Med J Aust. 2025 Jul 13. doi: 10.5694/mja2.52703. Online ahead of print.
ABSTRACT
OBJECTIVES: To assess the incidence, risk factors, and length of stay for hospitalisations, with and without amputations, of people with diabetes-related foot ulcers (DFU).
STUDY DESIGN: Prospective observational cohort study; secondary analysis of linked Diabetic Foot Services and Queensland Hospital Admitted Patient Data Collection data.
SETTINGS, PARTICIPANTS: All people with DFU who visited any of 65 outpatient Diabetic Foot Service clinics in Queensland for the first time during 1 July 2011 – 31 December 2017, followed until first DFU-related hospitalisation, ulcer healing, or death, censored at 24 months.
MAIN OUTCOME MEASURES: First overnight hospitalisations for which the principal diagnosis was DFU-related (International Statistical Classification of Diseases, tenth revision, Australian modification; Australian Classification of Health Interventions codes), by amputation procedure type (none, minor [distal to ankle], major [proximal to ankle]).
RESULTS: Among 4709 people with DFU (median age, 63 years (interquartile range [IQR], 54-72 years); 3275 men [69.5%]; type 2 diabetes, 4284 [91.0%]), DFU-related hospitalisations were recorded for 977 people (20.7%): 669 without amputations (68.5%), 258 with minor amputations (26.4%), and 50 with major amputations (5.1%).

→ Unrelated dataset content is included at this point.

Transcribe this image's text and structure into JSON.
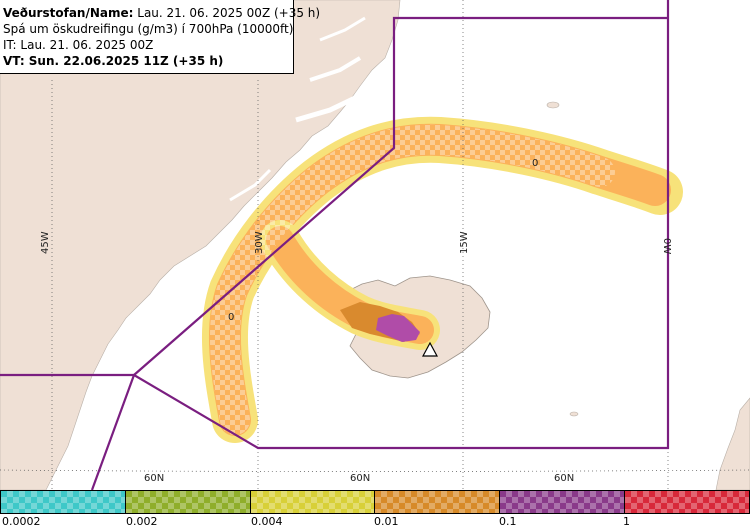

The incidence of first DFU-related hospitalisations was 50.8 (95% confidence interval [CI], 47.7-54.1) per 100 person-years lived with DFU before healing, death, or loss to follow-up. The incidence of first DFU-related hospitalisation with no amputation was 39.0 (95% CI, 36.2-42.1), with minor amputation 18.0 (95% CI, 17.0-20.0), and with major amputation 5.3 (95% CI, 4.4-6.3) per 100 person-years with DFU. The median length of stay for DFU-related hospitalisations was six (IQR, 3-12) days with no amputations, ten (IQR, 5-19) days with minor amputations, and 19 (IQR, 11-38) days with major amputations. The risks of all DFU-related hospitalisation outcomes were higher for people with deep ulcers or severe peripheral artery disease. The risks of DFU-related hospitalisation with no amputations were also greater for people aged 37-59 years than for those aged 60 years, and for people with cardiovascular disease, infections, or previous amputations; with minor amputations for people who smoked, had end-stage renal disease, previous amputations, moderate to severe infections, or peripheral artery disease, or who were not receiving knee-high offloading or DFU debridement treatments; and with major amputations for people with end-stage renal disease, peripheral artery disease, or larger ulcers.
CONCLUSIONS: The incidence of DFU-related hospitalisations among people with DFU was high, and most did not involve amputations. Risk factor profiles differed between hospitalisations with or without amputation procedures. Our findings could assist services determine which people with DFU would benefit most from intensive interventions, potentially averting large numbers of diabetes-related hospitalisations.